At the moment there are more than 20,000 soldiers serving in the AU mission (Amisom).

Uganda, which first sent troops to the country in 2007, is the biggest contributor with more than 6,000 soldiers in the force.

Kenya, Burundi, Djibouti and Ethiopia are also expected to reduce their numbers by 31 December.

Pulling out 1,000 soldiers will not be immediately significant but it shows the international backers of Amisom want to see a handover of security to Somali soldiers and police.

African countries have been praised for bringing increased stability to Somalia but there is frustration about corruption among their forces and the failure to secure an adequate victory.

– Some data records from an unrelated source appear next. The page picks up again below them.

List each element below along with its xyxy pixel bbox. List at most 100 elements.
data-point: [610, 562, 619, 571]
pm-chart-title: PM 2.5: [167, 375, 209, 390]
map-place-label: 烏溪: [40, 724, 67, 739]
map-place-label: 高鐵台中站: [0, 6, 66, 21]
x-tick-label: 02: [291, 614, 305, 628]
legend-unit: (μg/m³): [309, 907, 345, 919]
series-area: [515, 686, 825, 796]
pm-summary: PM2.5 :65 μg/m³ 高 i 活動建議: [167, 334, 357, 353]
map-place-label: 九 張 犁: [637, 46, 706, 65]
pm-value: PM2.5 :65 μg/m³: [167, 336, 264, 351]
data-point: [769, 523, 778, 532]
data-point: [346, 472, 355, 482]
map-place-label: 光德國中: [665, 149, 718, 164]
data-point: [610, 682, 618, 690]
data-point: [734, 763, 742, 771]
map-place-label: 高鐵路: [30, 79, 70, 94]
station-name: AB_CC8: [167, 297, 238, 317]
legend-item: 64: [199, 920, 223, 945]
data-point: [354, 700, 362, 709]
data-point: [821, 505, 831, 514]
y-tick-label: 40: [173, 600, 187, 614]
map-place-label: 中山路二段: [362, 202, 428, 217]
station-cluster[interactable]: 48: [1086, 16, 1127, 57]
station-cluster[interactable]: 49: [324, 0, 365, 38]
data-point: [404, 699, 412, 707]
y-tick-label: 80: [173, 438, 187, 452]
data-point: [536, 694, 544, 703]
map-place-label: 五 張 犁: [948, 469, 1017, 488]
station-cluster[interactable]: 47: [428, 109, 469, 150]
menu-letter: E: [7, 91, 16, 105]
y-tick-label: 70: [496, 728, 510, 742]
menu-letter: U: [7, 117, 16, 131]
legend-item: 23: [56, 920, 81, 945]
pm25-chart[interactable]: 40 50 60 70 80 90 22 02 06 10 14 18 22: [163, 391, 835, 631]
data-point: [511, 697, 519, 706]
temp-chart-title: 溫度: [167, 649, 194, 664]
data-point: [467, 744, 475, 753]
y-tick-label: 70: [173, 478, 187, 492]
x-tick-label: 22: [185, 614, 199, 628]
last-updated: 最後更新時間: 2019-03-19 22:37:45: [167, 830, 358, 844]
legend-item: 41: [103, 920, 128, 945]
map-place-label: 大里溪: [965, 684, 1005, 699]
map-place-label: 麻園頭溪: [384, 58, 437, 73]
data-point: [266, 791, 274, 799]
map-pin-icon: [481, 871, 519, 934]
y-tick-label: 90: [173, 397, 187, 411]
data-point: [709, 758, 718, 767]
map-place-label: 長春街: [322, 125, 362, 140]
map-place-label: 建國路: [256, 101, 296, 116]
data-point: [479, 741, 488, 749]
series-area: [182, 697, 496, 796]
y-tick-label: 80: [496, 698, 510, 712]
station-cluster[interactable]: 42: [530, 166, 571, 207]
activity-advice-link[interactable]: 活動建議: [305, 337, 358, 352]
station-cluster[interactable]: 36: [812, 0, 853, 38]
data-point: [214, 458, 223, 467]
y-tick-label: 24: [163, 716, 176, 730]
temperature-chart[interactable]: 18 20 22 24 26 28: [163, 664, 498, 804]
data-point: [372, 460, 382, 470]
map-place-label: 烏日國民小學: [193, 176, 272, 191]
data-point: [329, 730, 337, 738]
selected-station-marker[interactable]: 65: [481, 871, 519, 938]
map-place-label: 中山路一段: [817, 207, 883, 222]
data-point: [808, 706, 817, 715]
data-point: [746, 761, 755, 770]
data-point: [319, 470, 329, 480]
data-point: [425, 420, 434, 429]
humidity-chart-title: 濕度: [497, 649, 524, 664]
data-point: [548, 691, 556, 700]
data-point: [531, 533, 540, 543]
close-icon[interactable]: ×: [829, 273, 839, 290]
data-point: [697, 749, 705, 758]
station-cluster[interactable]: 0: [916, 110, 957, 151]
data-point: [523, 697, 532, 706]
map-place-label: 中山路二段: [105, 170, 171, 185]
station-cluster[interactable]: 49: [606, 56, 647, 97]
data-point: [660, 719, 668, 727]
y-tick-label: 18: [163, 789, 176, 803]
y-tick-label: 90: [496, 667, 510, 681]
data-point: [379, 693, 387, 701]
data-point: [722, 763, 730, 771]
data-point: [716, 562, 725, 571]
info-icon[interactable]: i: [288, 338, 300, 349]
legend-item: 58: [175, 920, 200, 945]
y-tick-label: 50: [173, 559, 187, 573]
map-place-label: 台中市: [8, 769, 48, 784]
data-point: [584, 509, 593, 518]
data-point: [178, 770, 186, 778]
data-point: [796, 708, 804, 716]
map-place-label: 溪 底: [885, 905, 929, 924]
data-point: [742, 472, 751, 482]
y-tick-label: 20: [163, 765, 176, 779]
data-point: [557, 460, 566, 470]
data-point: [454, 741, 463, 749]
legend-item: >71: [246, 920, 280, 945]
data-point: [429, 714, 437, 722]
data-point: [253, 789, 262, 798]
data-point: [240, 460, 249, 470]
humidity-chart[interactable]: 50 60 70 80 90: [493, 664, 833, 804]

Efforts to develop Somalia’s national army are gaining ground.

The US has already increased its troop numbers in the country to more than 500 and stepped up airstrikes – boosting its co-operation with the Somali military.

But defeating the militant Islamist Al-Shabaab group will not be easy.

A massive bomb attack blamed on the al-Qaeda-affiliated militants killed more than 500 people in the capital, Mogadishu, two months ago – the deadliest in its campaign against various UN-backed governments.